Terdapat hepatosplenomegali. Ikterus ringan mungkin ada. Terjadi perubahan pada tulang yang menetap, yaitu terjadinya bentuk muka mongoloid akibat sistem eritropoesis yang hiperaktif. Adanya penipisan korteks tulang panjang, tangan, dan kaki dapat menimbulkan fraktur patologis. Penyimpangan pertumbuhan akibat anemia dan kekurangan gizi menyebabkan perawakan pendek. Kadang-kadang ditemukan epistaksis, pigmentasi kulit, koreng pada tungkai, dan batu empedu. Pasien menjadi peka terhadap infeksi terutama bila limpanya telah diangkat sebelum usia 5 tahun dan mudah mengalami septisemia yang dapat mengakibatkan kematian. Dapat timbul pansitopenia akibat hipersplenisme.

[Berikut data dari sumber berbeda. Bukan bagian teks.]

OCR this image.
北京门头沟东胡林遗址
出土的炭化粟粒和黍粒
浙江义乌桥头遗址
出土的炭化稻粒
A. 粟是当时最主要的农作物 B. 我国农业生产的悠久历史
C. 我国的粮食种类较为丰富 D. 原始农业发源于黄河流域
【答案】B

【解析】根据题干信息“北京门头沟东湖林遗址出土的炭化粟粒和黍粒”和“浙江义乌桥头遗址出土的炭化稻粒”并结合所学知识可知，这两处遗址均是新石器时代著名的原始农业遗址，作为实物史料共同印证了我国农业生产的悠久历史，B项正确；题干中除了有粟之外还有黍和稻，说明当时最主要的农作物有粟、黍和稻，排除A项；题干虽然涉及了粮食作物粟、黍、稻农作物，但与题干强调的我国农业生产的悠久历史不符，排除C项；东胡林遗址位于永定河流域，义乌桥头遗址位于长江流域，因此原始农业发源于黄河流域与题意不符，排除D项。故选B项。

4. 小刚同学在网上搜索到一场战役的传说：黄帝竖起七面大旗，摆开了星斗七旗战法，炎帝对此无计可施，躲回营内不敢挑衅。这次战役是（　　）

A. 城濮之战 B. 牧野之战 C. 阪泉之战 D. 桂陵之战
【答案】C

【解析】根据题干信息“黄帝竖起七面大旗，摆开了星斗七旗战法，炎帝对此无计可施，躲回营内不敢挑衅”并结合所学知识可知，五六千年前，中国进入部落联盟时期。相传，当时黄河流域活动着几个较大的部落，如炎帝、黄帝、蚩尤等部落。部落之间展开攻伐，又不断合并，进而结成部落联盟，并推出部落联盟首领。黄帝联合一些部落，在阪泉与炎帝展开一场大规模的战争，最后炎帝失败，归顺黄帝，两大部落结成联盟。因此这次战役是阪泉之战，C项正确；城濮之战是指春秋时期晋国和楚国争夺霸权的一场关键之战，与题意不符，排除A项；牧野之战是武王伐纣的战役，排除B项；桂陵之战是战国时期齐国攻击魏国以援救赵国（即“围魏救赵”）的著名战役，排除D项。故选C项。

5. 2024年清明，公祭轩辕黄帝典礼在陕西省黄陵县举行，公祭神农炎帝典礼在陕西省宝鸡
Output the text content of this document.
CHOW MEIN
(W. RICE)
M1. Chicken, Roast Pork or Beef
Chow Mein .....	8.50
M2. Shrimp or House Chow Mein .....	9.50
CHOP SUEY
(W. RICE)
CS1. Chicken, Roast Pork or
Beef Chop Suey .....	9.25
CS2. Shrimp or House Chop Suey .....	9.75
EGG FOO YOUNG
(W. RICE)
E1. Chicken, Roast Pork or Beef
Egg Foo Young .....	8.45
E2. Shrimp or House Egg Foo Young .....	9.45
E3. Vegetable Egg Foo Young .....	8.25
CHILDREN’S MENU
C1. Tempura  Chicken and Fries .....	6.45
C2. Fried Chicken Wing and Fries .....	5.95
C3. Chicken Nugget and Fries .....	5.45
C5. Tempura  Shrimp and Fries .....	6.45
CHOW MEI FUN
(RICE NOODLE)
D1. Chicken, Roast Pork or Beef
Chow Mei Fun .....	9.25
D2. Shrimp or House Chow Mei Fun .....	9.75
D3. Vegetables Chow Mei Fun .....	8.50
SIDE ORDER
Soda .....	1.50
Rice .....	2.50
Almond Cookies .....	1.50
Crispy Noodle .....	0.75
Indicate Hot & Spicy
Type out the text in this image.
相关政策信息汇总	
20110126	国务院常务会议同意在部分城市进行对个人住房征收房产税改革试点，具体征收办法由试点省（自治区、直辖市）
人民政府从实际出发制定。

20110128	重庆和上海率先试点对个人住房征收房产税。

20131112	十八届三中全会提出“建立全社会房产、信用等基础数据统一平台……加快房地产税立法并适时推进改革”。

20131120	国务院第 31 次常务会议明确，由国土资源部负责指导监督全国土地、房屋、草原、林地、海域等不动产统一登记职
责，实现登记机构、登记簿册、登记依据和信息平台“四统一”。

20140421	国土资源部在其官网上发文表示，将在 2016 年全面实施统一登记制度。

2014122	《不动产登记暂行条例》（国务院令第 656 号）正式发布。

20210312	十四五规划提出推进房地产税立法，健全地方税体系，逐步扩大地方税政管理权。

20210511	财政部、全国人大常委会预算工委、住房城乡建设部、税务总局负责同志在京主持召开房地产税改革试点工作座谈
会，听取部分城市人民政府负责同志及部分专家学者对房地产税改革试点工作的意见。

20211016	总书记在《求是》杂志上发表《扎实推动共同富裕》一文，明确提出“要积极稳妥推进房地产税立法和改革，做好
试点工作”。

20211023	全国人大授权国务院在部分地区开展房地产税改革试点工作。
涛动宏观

Hemosiderosis terjadi pada kelenjar endokrin (keterlambatan menars dan gangguan perkembangan sifat seks sekunder), pancreas (diabetes), hati (sirosis), otot jantung (aritmia, gangguan hantaran, gagal jantung), dan perikardium (perikarditis).

 
Pemeriksaan Penunjang
Anemia biasanya berat, dengan kadar hemoglobin (Hb) berkisar antara 3-9 g/dl. Eritrosit memperlihatkan anisositosis, poikilositosis, dan hipokromia berat. Sering ditemukan sel target dan tear drop cell. Normoblas (eritrosit berinti) banyak dijumpai terutama pasca splenektomi. Gambaran sumsum tulang memperlihatkan eritropoesis yang hiperaktif sebanding dengan anemianya. Diagnosis definitif ditegakkan dengan pemeriksaan elektroforesis hemoglobin. Petunjuk adanya talasemia alfa adalah ditemukannya Hb Bart’s dan HbH. Pada talasemia beta kadar HbF bervariasi antara 10-90%, sedangkan dalam keadaan normal kadarnya tidak melebihi 1%.

Atasi anemia dengan tranfusi PRC (packed red cell). Tranfusi hanya diberikan bila Hb < 8 g/dl. Sekali diputuskan untuk diberi tranfusi darah, Hb harus selalu dipertahankan di atas 12 g/dl dan tidak melebihi 15 g/dl. Bila tidak terdapat tanda gagal jantung dan Hb sebelum tranfusi di atas 5 g/dl, diberikan 10-15 mg/kgBB per satu kali pemberian selama 2 jam atau 20 ml/kgBB dalam waktu 3-4 jam. Bila terdapat tanda gagal jantung, pernah ada kelainan jantung, atau Hb < 5 g/dl, dosis satu kali pemberian tidak boleh lebih dari 5 ml/kgBB dengan kecepatan tidak lebih dari 2 ml/kgBB/jam. Sambil menunggu persiapan tranfusi darah diberikan oksigen dengan kecepatan 2-4 l/menit. Setiap selesai pemberian satu seri tranfusi, kadar Hb pasca tranfusi diperiksa 30 menit setelah pemberian tranfusi terakhir.

Untuk mengeluarkan besi dari jaringan tubuh diberikan kelasi besi, yaitu Desferal secara im atau iv.
Splenektoni diindikasikan bila terjadi hipersplenisme atau limpa terlalu besar sehingga membatasi gerak pasien, menimbulkan tekanan intraabdominal yang mengganggu napas dan berisilo mengalami rupture. Hipersplenisme dini ditandai dengan jumlah tranfusi melebihi 250 ml/kgBB dalam 1 tahun terakhir dan adanya penurunan Hb yang drastis. Hipersplenisme lanjut ditandai oleh adanya pansitopenia. Splenektomi sebaiknya dilakukan pada umur 5 tahun ke atas saat fungsi limpa dalam system imun tubuh telah dapat diambil alih oleh organ limfoid lain.

Imunisasi terhadap virus hepatitis B dan C perlu dilakukan untuk mencegah infeksi virus tersebut melalui tranfusi darah.
Transplantasi sumsum tulang perlu dipertimbangkan pada setiap kasus baru dengan talasemia mayor. Diberikan asam folat 2-5 mg/hari untuk memenuhi kebutuhan yang meningkat pada pasien talasemia, khususnya pada yang jarang mendapat tranfusi darah. 

Secara berkala dilakukan pemantauan fungsi organ, seperti jantung, paru, hati, endokrin termasuk kadar glukosa darah, gigi, telinga, mata, dan tulang.